Where did our star go?

Don't mistake Allison Semmes for the diva she plays onstage in "Motown the Musical" at the Orpheum, but she did fly home this week for Christmas while many of the other cast members stayed in Minneapolis for two days of no performances. Semmes jetted off to Chicago — "only an hour away," she told I.W. But she proved that she's a trouper, not a diva like Diana Ross whom she portrays onstage. When Semmes was doing "Motown" in Chicago a while ago, Ross herself was performing at a theater across the street. The hardworking actress didn't get to see Miss Ross. "But my parents did," she said.

Jon Bream

Where the girls aren't

The folks at Graywolf Press are finding themselves in a strange position — defending their commitment to diversity. The Minneapolis nonprofit literary publisher has steadily built a reputation for publishing serious works by men, women, people of color, and works in translation – a diverse group. But when publisher Fiona McCrae recently announced the 2015 lineup for fiction, there were no women on the list. There are four women on both its 2015 poetry and nonfiction lists. But readers on Facebook responded to the fiction lineup with surprise and anger. McCrae said in an interview that the men on the fiction list are, mostly, not the mainstream: two African-American writers, a gay writer, several writers in translation. "I was very conscious of how international the list was," she said. "We're always balancing, and we've got grant considerations, translation grants.
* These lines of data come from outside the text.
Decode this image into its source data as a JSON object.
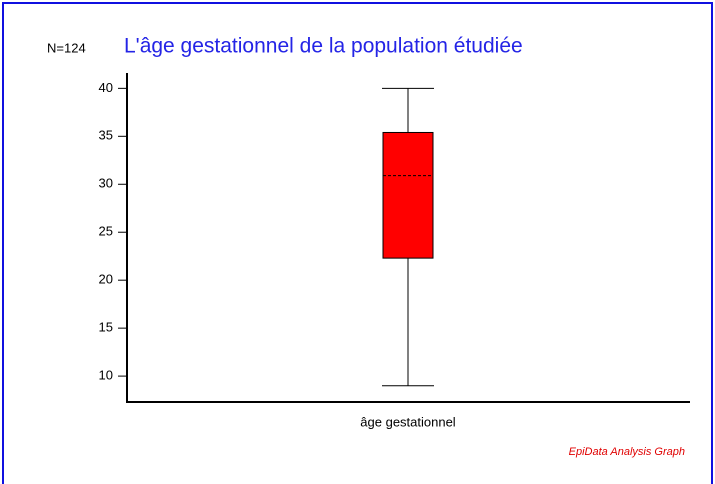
{
  "chart_data": {
    "type": "box",
    "title": "L'âge gestationnel de la population étudiée",
    "note": "N=124",
    "footer": "EpiData Analysis Graph",
    "categories": [
      "âge gestationnel"
    ],
    "boxes": [
      {
        "min": 9,
        "q1": 22.3,
        "median": 30.9,
        "q3": 35.4,
        "max": 40
      }
    ],
    "color": "#ff0000",
    "ylim": [
      7.3,
      41.6
    ],
    "yticks": [
      10,
      15,
      20,
      25,
      30,
      35,
      40
    ]
  }
}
Books don't show up in Noah's Ark formation." Still, she said, it won't happen again.

Laurie Hertzel

A Joe Cocker memory

As we remember Joe Cocker, who died this week, we look back at the rock stylist who headlined on the opening night of Minneapolis' now-legendary music venue, First Avenue, on April 3, 1970, when the club was known as the Depot (so named because the building was previously a Greyhound bus station). Cocker returned to the club one more time in 1994, the same year he played the 25th anniversary Woodstock festival. However, he could not remember the 1970 gig nor the venue when the Star Tribune interviewed him in 2009 before what would be his last Twin Cities-area performance, at Mystic Lake Casino. He said, "The Depot? I'll have to run it by Chris Stainton [his longtime keyboardist]. It doesn't ring a bell at all to me."

Chris Riemenschneider

Kid comes back

A ubiquitous name on the Twin Cities scene through most of the '00s — or, rather, "names" — Darren Jackson is finally back in town for a long-overdue Kid Dakota gig, the moniker under which he released a series of delightfully frayed rock albums through Low's label Chairkickers and Graveface Records. He has been bouncing between his native Spearfish, S.D., and grad school at Virginia Tech of late, but he's been writing new material the whole time, with not one but two new records in the works and sessions booked next month at Pachyderm Studio. He will debut a lot of the new tunes with new drummer Matthew Kazama of the Birthday Suits on a home-for-the-holidays lineup also featuring Alpha Consumer, International Karate and the Black Eyed Snakes, featuring Low's Alan Sparhawk. (8 p.m. Tue., Turf Club, $10-$12.)

C.R.

Metsa: the Musical

Ever the Renaissance man, veteran Minneapolis singer-songwriter Paul Metsa is now hosting a radio show on the Internet. His next project is transforming his compelling 2011 memoir "Blue Guitar Highway" to the stage. With the help of longtime Twin Cities actor/director Jim Stowell, Metsa has adapted his personal tales of sex, drugs and rock 'n' roll (he's rubbed elbows with everyone from Dylan and Springsteen to Joey Ramone and Bob Mould) as a musical. A gifted storyteller who writes like Sam Spade talks, Metsa will be joined by a cast of singers and musicians including Willie Walker, Mari Harris and Sonny Earl. (8 p.m. Fri.-Sat., Phoenix Theatre, 1605 Hennepin Av. S., Mpls. $15-$20.)

Jon Bream

On tap in Shakopee

Horse tracks and roller coasters are no longer the only forms of entertainment in Shakopee. We kid, but Shakopee sees its first taproom open Friday, as Badger Hill Brewing Co. gets a place of its own. Led by brothers Broc and Brent Krekelberg and Broc's wife, Brittany, Badger Hill spent two-plus years in an "alt-prop" relationship (in which breweries share space and equipment) with Minnetonka's Lucid Brewing before finding its new 13,000-square-foot home south of the river (4571 Valley Industrial Blvd. S., Shakopee). The move will bump their capacity from 1,200 to 3,000 barrels and allow them to add a taproom — and give I.W. a place to stop after a day at the races.